Un bambino di appena 14 mesi si trova in gravi condizioni dopo aver ingerito un formaggino prodotto dalla SC Bradet, un’azienda rumena. Il bimbo è stato ricoverato presso l’Azienda Ospedaliero Universitaria Meyer di Firenze a seguito dell’insorgere di una sindrome emolitico-uremica che ha portato a un’insufficienza renale di seria entità, nonché con un’anemia.

L’intossicazione alimentare derivante dalla presenza del batteria Escherichia coli 026H11 sarebbe già stata riscontrata in Romania, dove lo scorso 24 gennaio altri 14 bambini erano stati ricoverati con sintomi molto simili.

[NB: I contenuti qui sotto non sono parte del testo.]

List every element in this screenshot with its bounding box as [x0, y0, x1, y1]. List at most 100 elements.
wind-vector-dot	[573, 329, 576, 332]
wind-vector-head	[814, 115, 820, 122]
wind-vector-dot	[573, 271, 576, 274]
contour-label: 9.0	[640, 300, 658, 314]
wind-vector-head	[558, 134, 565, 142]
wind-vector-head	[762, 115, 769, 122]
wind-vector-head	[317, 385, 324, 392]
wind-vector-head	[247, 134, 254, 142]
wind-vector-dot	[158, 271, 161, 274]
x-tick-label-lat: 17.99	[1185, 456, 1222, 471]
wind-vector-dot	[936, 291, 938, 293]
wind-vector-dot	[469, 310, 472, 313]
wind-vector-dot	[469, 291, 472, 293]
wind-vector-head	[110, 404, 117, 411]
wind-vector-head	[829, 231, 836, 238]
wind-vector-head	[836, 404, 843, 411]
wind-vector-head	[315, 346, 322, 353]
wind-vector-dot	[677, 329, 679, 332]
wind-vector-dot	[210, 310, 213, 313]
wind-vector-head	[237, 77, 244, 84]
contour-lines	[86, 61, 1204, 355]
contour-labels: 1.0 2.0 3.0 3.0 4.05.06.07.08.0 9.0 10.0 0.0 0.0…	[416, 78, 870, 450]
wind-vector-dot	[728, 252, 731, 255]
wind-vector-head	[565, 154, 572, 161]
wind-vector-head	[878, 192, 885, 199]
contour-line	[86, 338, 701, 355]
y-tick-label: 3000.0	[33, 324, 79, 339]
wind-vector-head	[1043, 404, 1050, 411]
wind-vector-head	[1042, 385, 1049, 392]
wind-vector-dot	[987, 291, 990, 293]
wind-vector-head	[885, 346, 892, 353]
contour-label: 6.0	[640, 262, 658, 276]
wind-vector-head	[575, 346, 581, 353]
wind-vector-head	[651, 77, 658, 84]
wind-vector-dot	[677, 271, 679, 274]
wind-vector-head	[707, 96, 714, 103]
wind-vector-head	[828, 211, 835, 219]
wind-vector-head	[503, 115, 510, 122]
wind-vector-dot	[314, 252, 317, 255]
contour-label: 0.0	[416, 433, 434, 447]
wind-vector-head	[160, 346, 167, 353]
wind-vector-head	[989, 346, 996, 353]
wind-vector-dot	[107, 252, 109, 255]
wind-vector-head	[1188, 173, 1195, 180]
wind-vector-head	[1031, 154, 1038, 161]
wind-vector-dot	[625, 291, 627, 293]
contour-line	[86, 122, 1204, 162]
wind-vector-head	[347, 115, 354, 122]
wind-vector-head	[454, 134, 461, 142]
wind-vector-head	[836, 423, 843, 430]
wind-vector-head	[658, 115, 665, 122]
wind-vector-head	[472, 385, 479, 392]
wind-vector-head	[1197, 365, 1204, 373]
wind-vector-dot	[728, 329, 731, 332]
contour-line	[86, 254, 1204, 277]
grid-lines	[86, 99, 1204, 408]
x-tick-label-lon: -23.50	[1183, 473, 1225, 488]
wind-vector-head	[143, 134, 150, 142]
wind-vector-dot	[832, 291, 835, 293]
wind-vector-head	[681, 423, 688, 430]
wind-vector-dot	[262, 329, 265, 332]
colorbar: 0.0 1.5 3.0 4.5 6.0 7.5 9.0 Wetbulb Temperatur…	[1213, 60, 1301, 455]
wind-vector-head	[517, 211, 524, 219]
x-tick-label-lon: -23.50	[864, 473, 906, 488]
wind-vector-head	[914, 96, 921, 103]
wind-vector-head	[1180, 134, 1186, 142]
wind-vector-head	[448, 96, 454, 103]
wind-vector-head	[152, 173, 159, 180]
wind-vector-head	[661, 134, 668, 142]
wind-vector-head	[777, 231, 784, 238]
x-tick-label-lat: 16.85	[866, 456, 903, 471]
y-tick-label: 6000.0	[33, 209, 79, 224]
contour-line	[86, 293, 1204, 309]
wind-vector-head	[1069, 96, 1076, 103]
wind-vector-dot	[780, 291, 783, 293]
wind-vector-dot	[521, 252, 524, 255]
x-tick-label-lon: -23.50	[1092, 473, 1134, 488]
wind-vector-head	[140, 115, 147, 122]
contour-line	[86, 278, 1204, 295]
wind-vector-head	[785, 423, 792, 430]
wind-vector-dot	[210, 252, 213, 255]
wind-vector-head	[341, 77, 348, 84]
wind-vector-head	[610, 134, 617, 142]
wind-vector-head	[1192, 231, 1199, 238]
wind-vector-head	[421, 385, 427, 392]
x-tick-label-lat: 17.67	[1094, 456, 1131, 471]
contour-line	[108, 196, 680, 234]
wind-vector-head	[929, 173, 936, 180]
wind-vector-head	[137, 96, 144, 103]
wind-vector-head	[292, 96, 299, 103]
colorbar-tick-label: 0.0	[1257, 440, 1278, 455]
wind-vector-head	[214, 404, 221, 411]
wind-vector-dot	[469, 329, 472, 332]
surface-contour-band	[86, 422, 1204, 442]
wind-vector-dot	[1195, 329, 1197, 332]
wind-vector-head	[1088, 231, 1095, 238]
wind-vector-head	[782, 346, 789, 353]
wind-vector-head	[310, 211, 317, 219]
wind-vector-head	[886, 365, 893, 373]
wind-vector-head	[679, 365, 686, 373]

Per questo motivo le autorità sanitarie italiane hanno chiesto a tutti i genitori di disfarsi dei prodotti della Bradet e di evitare di acquistarne altri. Il batterio riscontrato in fase di analisi ha effetti devastanti sull’organismo dei bambini, mentre colpirebbe gli adulti in modo molto più lieve. Le condizioni del bambino, per quanto si siano stabilizzate, restano comunque ancora serie e la sua vita è tuttora considerata in pericolo.

L’azienda, dopo i casi riscontrati in Romania, aveva già predisposto il ritiro dal mercato dei prodotti incriminati, ma evidentemente alcuni erano già stati acquistati o sono sfuggiti ai controlli.

A questo proposito le Asl toscane si sono messe in moto per tentare di verificare se vi siano altre partite dello stesso prodotto negli esercizi commerciali della regione, ma resta indispensabile la collaborazione dei privati cittadini che sono invitati a controllare gli ultimi acquisti effettuati.